On Teens Of Denial, Car Seat Headrest dares you to buckle in—and you should
In some ways, everything there is to know about Teens Of Denial can be found in the video for the record’s centerpiece, “Drunk Drivers/Killer Whales.” The clip is deceptively simple: As frontman Will Toledo’s falsetto floats in, we see a road ahead. We’re speeding along in the darkness as passengers, buckled in to this perspective, until just past the halfway point, when the scene abruptly shifts from enveloping blackness to sunshine and a vast ocean.
That moment is paired with a lyrical shift from despair (“In the backseat of my heart, my love tells me I’m a mess”) to hope: “It doesn’t have to be like this,” sings Toledo as the landscape opens wide, followed by a change from “drunk drivers” to “killer whales” as the refrain. That exercise in tension and release, repeated throughout the record, is essential to Teens Of Denial’s blistering greatness.
The distortion-laden songs on Teens Of Denial build and soar, often repeatedly within a few minutes. This isn’t entirely new for the band; Toledo previously released 11 rock records as Car Seat Headrest’s sole, overdubbed performer (including last year’s excellent Teens Of Style). Teens Of Denial’s full lineup only adds to those albums’ intensity. From the first notes of album opener “Fill In The Blank,” in which a chiming, distorted electric guitar is joined by a clockwork kick drum—only to periodically stop on a dime—it’s clear that Teens Of Denial is going to be an exciting burst of fits and starts that add up to an electrifying whole.

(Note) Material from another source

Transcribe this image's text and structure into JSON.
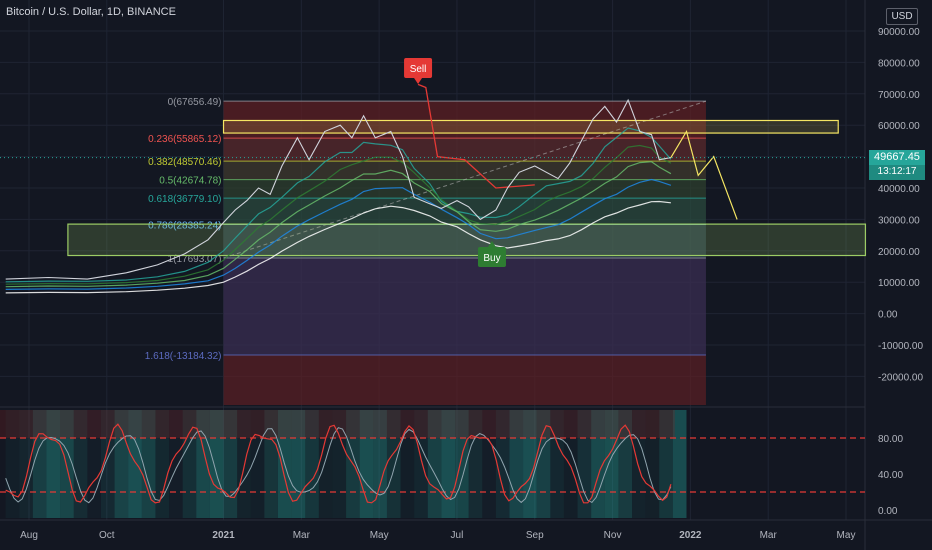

Toledo and his bandmates playfully steal the sounds of bands like Pavement, Guided By Voices, and Sonic Youth—and one track, up until a legal issue forced Matador to reconsider, even included a snippet covering the Cars’ “Just What I Needed”—but, paired with the emotional detachment of Toledo’s Ray Davies-like voice, the sound is distinctive. Another highlight, “Destroyed By Hippie Powers,” speeds along confidently, eventually fueled by an overpowering cowbell. Acoustic guitars make appearances (most notably on album closer “Joe Goes To School”), but the effect is more Jonathan Richman than Elliott Smith: Even when intimate, Toledo is charmingly distant.
Which isn’t to say that Teens Of Denial is only a way for Toledo to exorcise angst; more than anything, this record is a lot of goddamned fun. The songs, even the 11-minute epic “The Ballad Of The Costa Concordia,” breeze by with infectious melodies and dark humor. (“They say that the world is one,” Toledo sings on “Unforgiving Girl,” “But if the world is one, how come you never come around anymore”) The album has a loose concept—a protagonist/Toledo alter-ego named Joe stumbles his way through the world while bemoaning subjects as seemingly disparate as love, cops, and Air Jordans—but the framework never overburdens the record’s momentum.
Car Seat Headrest may be 12 albums into its career, but Toledo shows no sign of slowing down. Through the record’s unrelenting buzz of power chords and fuzzy vocals, slow-burn anthems and primal screams, Toledo seems to be saying, buckle in; I’m taking you somewhere exciting. Trust him.